昨年度、同NPOに提供された食品は約87トン。供給は約90トンで足りない分はそれまでの備蓄で賄った。5年の活動が浸透したためか個人の食品提供は前年比2.2倍に。一方、2015年4月の生活困窮者自立支援法施行で各地の社協に相談窓口ができニーズが「見える化」。福祉施設に加え個別世帯への食品提供依頼が急増し、需要と供給の慢性的な不均衡が生じた。

同NPOでは昨夏から県内10市町村・36カ所の公共施設等にきずなBOX(食品収集箱)を設置。スタッフが定期的に回収し、社協から相談者の状況報告を受け、「食べ盛りの子どもがいれば米を多く、今の時期ならばクリスマスを意識してお菓子を入れたりします」と大野さん。

助け合いのまち

そんな心のこもったギフトを届けた経験のある牛久市社会福祉協議会地域包括支援センターの細谷幸生さんは、「飛び上がって喜ぶ子どもの笑顔に癒やされますが、正直胸も痛みます」と話す。

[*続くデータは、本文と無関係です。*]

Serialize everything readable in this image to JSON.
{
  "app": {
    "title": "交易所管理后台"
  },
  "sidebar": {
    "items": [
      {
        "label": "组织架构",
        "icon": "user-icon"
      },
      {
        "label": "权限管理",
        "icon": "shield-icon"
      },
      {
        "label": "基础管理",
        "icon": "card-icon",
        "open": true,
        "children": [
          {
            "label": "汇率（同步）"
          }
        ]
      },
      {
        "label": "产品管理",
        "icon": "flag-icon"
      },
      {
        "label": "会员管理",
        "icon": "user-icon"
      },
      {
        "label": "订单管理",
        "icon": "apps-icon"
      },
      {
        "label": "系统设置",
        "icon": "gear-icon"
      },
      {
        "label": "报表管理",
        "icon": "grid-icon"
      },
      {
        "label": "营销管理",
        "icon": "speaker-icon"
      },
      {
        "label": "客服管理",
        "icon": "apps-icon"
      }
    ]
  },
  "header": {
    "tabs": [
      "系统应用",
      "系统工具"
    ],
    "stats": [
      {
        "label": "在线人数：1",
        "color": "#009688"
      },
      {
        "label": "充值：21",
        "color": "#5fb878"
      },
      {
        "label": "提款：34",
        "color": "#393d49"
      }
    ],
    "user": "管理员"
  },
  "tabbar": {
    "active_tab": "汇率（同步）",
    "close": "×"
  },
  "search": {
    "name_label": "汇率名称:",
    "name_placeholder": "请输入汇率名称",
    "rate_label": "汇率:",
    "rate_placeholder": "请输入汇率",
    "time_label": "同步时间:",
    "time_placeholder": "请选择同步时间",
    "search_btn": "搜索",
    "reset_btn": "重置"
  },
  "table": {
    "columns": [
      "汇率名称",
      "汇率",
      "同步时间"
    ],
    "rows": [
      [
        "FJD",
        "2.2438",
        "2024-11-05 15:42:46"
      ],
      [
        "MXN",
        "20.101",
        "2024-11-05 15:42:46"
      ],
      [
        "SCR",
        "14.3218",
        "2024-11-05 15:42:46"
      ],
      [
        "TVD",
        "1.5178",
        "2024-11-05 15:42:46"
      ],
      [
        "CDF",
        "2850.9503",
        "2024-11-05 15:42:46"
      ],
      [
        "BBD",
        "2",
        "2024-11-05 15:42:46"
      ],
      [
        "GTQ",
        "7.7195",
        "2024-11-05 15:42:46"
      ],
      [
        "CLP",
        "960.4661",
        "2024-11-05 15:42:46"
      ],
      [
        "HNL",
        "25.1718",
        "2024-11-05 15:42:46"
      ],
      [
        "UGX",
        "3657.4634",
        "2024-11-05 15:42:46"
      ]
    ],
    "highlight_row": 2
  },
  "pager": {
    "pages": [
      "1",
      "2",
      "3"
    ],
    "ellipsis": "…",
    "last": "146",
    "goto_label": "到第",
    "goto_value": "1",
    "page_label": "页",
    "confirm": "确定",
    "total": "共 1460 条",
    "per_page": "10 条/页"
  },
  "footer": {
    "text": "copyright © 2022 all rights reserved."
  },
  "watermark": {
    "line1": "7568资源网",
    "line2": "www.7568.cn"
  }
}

同センターによると、同NPOが設立された5年前に年間数件だった食糧支援は、今や当初の20倍超に急増。法律制定以降、一人親家庭の相談が増え「次の就職先が決まるまで」「復職したが実際に給料が出るまで」など「つなぎ」の利用が多いという。同センターの清水昌樹さんは、相談者に食糧支援の話をそれとなく伝える。勇気を持って相談に来た心情を察し「自立できるようにするのが私たちの仕事ですから」。

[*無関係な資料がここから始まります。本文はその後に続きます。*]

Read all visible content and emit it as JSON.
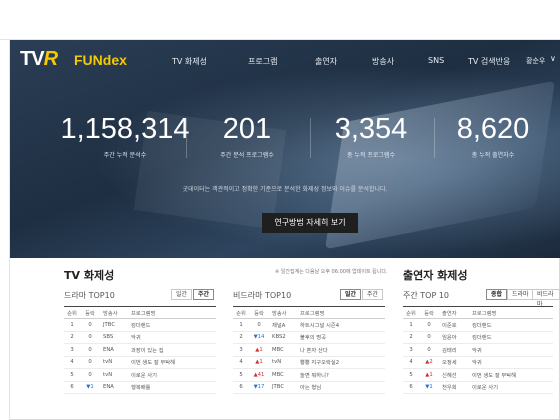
{
  "nav": {
    "logo_left": "TV",
    "logo_r": "R",
    "logo_right": "FUNdex",
    "items": [
      "TV 화제성",
      "프로그램",
      "출연자",
      "방송사",
      "SNS",
      "TV 검색반응"
    ],
    "user": "황순우",
    "chevron": "∨"
  },
  "stats": [
    {
      "value": "1,158,314",
      "label": "주간 누적 분석수"
    },
    {
      "value": "201",
      "label": "주간 분석 프로그램수"
    },
    {
      "value": "3,354",
      "label": "총 누적 프로그램수"
    },
    {
      "value": "8,620",
      "label": "총 누적 출연자수"
    }
  ],
  "hero": {
    "description": "굿데이터는 객관적이고 정확한 기준으로 분석한 화제성 정보와 이슈를 분석합니다.",
    "button": "연구방법 자세히 보기"
  },
  "tv_section": {
    "title": "TV 화제성",
    "note": "※ 일간집계는 다음날 오후 06:00에 업데이트 됩니다."
  },
  "drama": {
    "title": "드라마 TOP10",
    "toggle": [
      "일간",
      "주간"
    ],
    "headers": [
      "순위",
      "등락",
      "방송사",
      "프로그램명"
    ],
    "rows": [
      [
        "1",
        "0",
        "JTBC",
        "킹더랜드"
      ],
      [
        "2",
        "0",
        "SBS",
        "악귀"
      ],
      [
        "3",
        "0",
        "ENA",
        "과장이 있는 집"
      ],
      [
        "4",
        "0",
        "tvN",
        "이번 생도 잘 부탁해"
      ],
      [
        "5",
        "0",
        "tvN",
        "이로운 사기"
      ],
      [
        "6",
        "▼1",
        "ENA",
        "행복배틀"
      ]
    ]
  },
  "nondrama": {
    "title": "비드라마 TOP10",
    "toggle": [
      "일간",
      "주간"
    ],
    "headers": [
      "순위",
      "등락",
      "방송사",
      "프로그램명"
    ],
    "rows": [
      [
        "1",
        "0",
        "채널A",
        "하트시그널 시즌4"
      ],
      [
        "2",
        "▼14",
        "KBS2",
        "불후의 명곡"
      ],
      [
        "3",
        "▲1",
        "MBC",
        "나 혼자 산다"
      ],
      [
        "4",
        "▲1",
        "tvN",
        "뿅뿅 지구오락실2"
      ],
      [
        "5",
        "▲41",
        "MBC",
        "놀면 뭐하니?"
      ],
      [
        "6",
        "▼17",
        "JTBC",
        "아는 형님"
      ]
    ]
  },
  "cast": {
    "section_title": "출연자 화제성",
    "title": "주간 TOP 10",
    "toggle": [
      "종합",
      "드라마",
      "비드라마"
    ],
    "headers": [
      "순위",
      "등락",
      "출연자",
      "프로그램명"
    ],
    "rows": [
      [
        "1",
        "0",
        "이준호",
        "킹더랜드"
      ],
      [
        "2",
        "0",
        "임윤아",
        "킹더랜드"
      ],
      [
        "3",
        "0",
        "김태리",
        "악귀"
      ],
      [
        "4",
        "▲2",
        "오정세",
        "악귀"
      ],
      [
        "5",
        "▲1",
        "신혜선",
        "이번 생도 잘 부탁해"
      ],
      [
        "6",
        "▼1",
        "천우희",
        "이로운 사기"
      ]
    ]
  }
}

牛久市内には県内最多14カ所のきずなBOXがあり、今秋から図書館や体育館など7カ所にも新設。市内の子育て広場のボックスには食品だけでなく粉ミルクやおむつも入るようになった。社協のボックスには「私は何不自由なく暮らせていますから」と毎月大量の食品を入れていく人もいる。そして、市役所ロビーのボックスには、市民だけでなく出勤した市職員も善意を投函するのが日常の風景となっている。

地域のスーパーとして


牛久市社協内の「きずなBOX」には毎月“名もなき伊達直人”が食料品を置いていく

「まだ食べられる商品を廃棄するのが正直いつも心苦しかった。地域の役に立ててうれしい」と話すのは、フードスクエアカスミ牛久店店長の中嶋義治さん。

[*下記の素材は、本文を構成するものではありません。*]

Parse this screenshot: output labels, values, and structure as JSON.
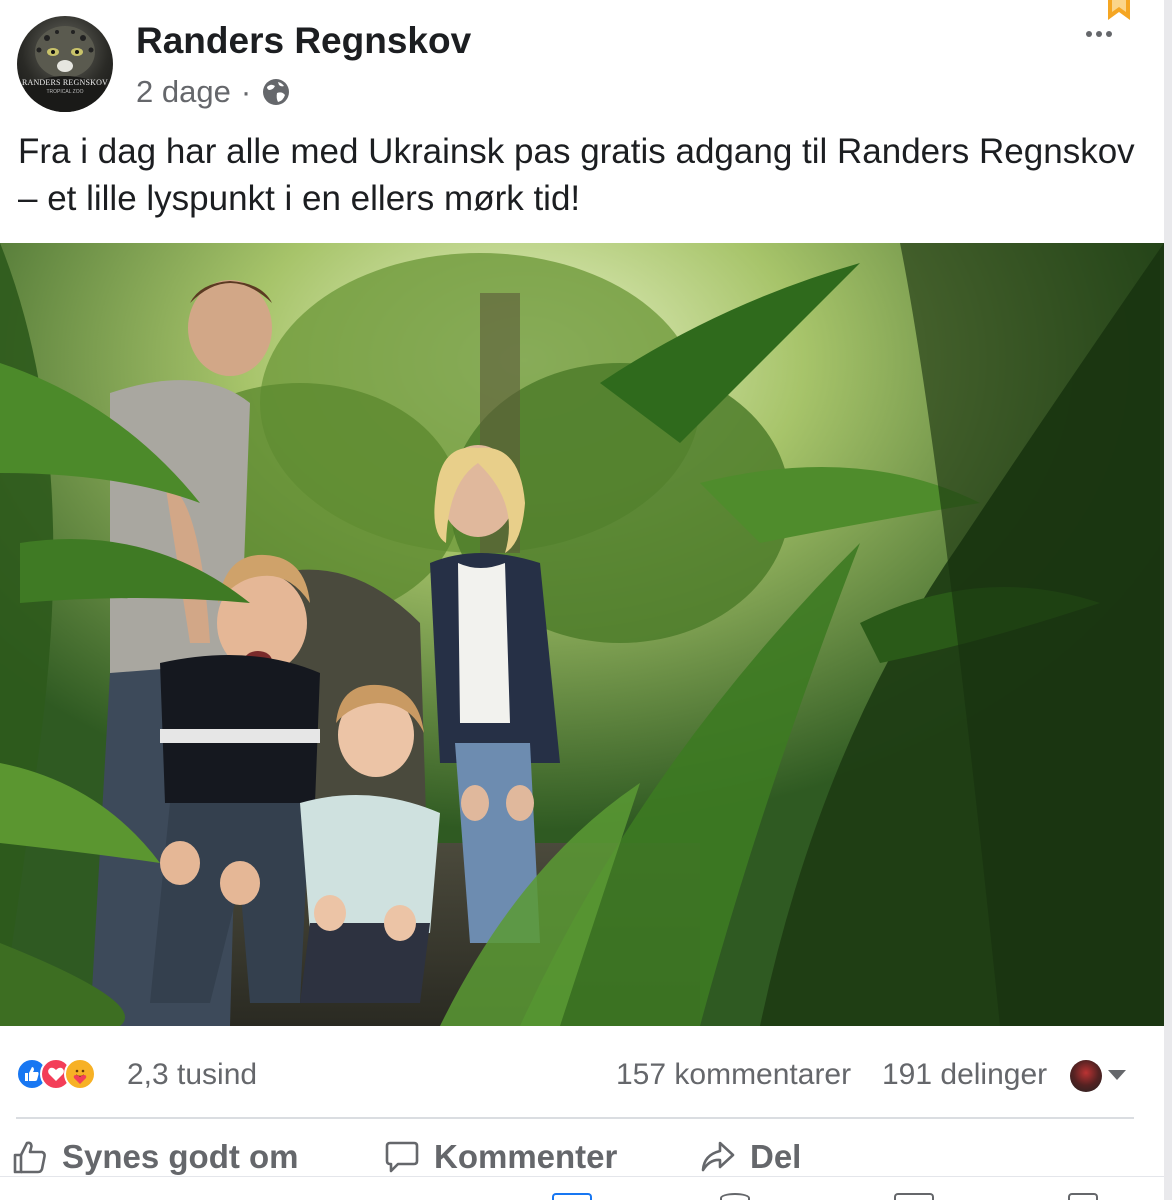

カスミでは、11月のひたち野うしく店を皮切りに12月中に牛久市近隣5店舗でフードバンクへの食品寄付を本格化させた。同社基準に基づき賞味・消費期限前に店頭から撤去された商品を従業員がカゴに入れ、2週間に一度フードバンク茨城のスタッフが回収。同社環境社会貢献部の担当者によると、県内スーパーのこうした取り組みは「恐らく初めて」で、ひたち野うしく店では開始2週間で米25キロ、食料品約10キロが集まった。同社では今後も対象店舗についても検討していくという。

フードドライブ実施中

食の支援が地域に浸透する一方で、深刻なのが人手不足。現在、フードバンク茨城ではスタッフを募集中で、2017年1月末まで全国統一のフードドライブ(食品回収)キャンペーンも実施中。未開封の缶詰やインスタント・レトルト食品、調味料など(賞味期限2カ月以上)を募っている。